Xtranormal is service that allows anyone to create an animated short. You choose the characters and the setting from a limited selection of scenes, and then you write the dialog. The company renders your text into various pre-created voices. Basic scenes are free, and you can customize your characters by paying for virtual items. Then, you share your video with your friends and the wider world at large. You have most certainly had someone send you one of these videos by now. The breakthrough video, I believe, was the "iPhone4 vs HTC Evo vs iPhone" video released in June 2010 and viewed more than 11 million times on YouTube, but by now you've probably seen at least 10 of 'em. Each one is better than the next.
Although it has been hard for me to get any real statistics on the company, there are more than 6,000 video results on YouTube related to "xtranormal." The Xtranormal site itself boasts more than 9 million projects created.

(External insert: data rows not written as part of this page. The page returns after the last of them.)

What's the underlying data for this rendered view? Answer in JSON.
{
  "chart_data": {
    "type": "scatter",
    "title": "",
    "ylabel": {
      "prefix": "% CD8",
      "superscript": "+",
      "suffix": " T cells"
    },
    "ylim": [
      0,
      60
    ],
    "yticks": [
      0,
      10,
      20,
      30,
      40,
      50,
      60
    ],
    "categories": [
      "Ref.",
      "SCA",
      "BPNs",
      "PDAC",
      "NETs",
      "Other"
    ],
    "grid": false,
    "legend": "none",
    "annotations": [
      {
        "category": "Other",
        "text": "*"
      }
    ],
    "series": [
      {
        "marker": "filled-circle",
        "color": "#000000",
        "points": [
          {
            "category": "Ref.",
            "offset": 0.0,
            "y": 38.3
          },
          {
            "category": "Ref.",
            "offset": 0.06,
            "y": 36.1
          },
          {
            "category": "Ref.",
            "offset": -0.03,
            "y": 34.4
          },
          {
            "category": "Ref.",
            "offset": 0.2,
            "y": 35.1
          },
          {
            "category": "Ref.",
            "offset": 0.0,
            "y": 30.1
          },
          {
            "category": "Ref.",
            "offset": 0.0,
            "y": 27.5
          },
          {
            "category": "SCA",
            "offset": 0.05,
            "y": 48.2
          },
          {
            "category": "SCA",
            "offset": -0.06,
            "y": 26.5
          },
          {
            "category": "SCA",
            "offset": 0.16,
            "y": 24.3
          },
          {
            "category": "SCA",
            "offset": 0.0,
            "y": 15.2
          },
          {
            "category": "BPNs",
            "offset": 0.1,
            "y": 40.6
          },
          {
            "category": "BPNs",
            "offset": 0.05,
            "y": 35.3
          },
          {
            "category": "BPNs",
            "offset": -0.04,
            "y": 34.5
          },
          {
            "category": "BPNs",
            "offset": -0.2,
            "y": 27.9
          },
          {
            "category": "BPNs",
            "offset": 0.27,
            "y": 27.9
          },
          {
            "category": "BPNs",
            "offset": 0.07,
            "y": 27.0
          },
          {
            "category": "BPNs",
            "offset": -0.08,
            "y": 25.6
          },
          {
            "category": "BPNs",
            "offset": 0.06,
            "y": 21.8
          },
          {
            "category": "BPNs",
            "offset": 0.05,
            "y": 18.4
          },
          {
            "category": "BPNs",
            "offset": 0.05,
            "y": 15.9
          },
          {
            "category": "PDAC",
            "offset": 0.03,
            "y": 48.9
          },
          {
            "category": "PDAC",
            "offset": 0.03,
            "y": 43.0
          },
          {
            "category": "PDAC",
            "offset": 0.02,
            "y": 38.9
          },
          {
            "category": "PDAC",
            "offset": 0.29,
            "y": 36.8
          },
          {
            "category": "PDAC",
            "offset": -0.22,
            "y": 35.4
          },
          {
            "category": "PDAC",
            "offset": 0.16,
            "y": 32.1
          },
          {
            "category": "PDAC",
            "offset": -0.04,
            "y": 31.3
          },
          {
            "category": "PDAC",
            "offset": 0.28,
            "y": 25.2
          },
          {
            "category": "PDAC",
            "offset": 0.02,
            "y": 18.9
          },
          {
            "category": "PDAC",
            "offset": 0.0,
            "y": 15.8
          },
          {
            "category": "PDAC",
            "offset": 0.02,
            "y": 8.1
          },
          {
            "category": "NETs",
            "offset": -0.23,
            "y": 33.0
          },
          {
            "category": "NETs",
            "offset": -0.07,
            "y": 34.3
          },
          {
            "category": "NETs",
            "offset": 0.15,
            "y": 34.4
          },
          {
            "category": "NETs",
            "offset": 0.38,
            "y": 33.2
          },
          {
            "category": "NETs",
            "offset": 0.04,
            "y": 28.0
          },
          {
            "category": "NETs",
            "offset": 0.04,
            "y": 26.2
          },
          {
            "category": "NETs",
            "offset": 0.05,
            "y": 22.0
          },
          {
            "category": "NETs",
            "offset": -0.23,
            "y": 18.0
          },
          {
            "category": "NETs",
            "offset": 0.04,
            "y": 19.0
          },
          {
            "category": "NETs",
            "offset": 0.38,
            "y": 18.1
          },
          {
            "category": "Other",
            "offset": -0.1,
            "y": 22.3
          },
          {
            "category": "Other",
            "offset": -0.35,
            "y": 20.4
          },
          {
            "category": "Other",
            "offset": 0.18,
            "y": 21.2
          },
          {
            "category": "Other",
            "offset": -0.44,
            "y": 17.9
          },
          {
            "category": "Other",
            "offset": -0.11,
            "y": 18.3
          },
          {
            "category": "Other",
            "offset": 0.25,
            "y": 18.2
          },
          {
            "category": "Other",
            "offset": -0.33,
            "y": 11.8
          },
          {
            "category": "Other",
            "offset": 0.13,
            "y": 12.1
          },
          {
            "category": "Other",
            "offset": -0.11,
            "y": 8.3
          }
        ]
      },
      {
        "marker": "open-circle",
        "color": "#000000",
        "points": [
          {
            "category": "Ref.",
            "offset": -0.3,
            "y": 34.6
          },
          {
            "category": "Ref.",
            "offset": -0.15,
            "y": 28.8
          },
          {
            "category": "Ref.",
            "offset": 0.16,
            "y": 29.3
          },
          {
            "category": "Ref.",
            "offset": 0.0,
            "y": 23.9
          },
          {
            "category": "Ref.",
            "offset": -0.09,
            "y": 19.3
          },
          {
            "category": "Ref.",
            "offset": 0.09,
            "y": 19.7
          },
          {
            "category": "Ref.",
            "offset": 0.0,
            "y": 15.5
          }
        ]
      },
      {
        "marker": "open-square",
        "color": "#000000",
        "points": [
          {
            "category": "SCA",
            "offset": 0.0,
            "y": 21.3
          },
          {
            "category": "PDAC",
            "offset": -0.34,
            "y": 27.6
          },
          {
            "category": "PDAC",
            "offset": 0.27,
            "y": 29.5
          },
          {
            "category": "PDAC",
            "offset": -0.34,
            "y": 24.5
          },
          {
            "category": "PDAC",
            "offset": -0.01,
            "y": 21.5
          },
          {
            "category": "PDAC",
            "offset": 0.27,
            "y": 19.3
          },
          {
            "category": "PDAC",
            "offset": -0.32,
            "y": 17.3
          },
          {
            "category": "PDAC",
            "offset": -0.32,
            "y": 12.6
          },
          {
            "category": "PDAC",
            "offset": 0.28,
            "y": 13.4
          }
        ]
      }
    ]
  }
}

I believe the company has unleashed a remarkable trend of individual creativity and is tapping into a very important part of us -- our interest in expressing ourselves through stories and sharing them with friends. Some of the funniest web videos I have ever seen have come out of this site, including "Logic vs The Tea Party", "Quantitative Easing Explained" (more than 3.8 million views) and for you hockey players out there, "Life in the Beer League."
One perhaps accidental feature of the service is that a few of the voices are innately funny. A combination of the diction, tone and natural flaws in text-to-speed technology produce genuinely funny partial mispronunciations and staggered speech patterns. These are now crossing over into our general culture. I have even seen a T-shirt with a picture of the female character from the iPhone4 video, exclaiming "I don't care."
The business model around this content could only exist on the web: content costs are free, consumers buy virtual items (i.e., 100% gross margin) as revenue stream, distribution/traffic costs are zero, and advertising emerges at scale.
I presume many of these videos are being created by amateurs like us who have a story to tell and would like to use humor as a mechanism to do so. Xtranormal gives us the tools to unleash this form of storytelling. It's as if they have given us the tools to become a political cartoonist, a general satirist, or an irreverent animator without any training. And because of social media, after creating one, we can instantly share it with our built-in audience: our friends. From there, things can easily get shared and explode through the power of viral networking.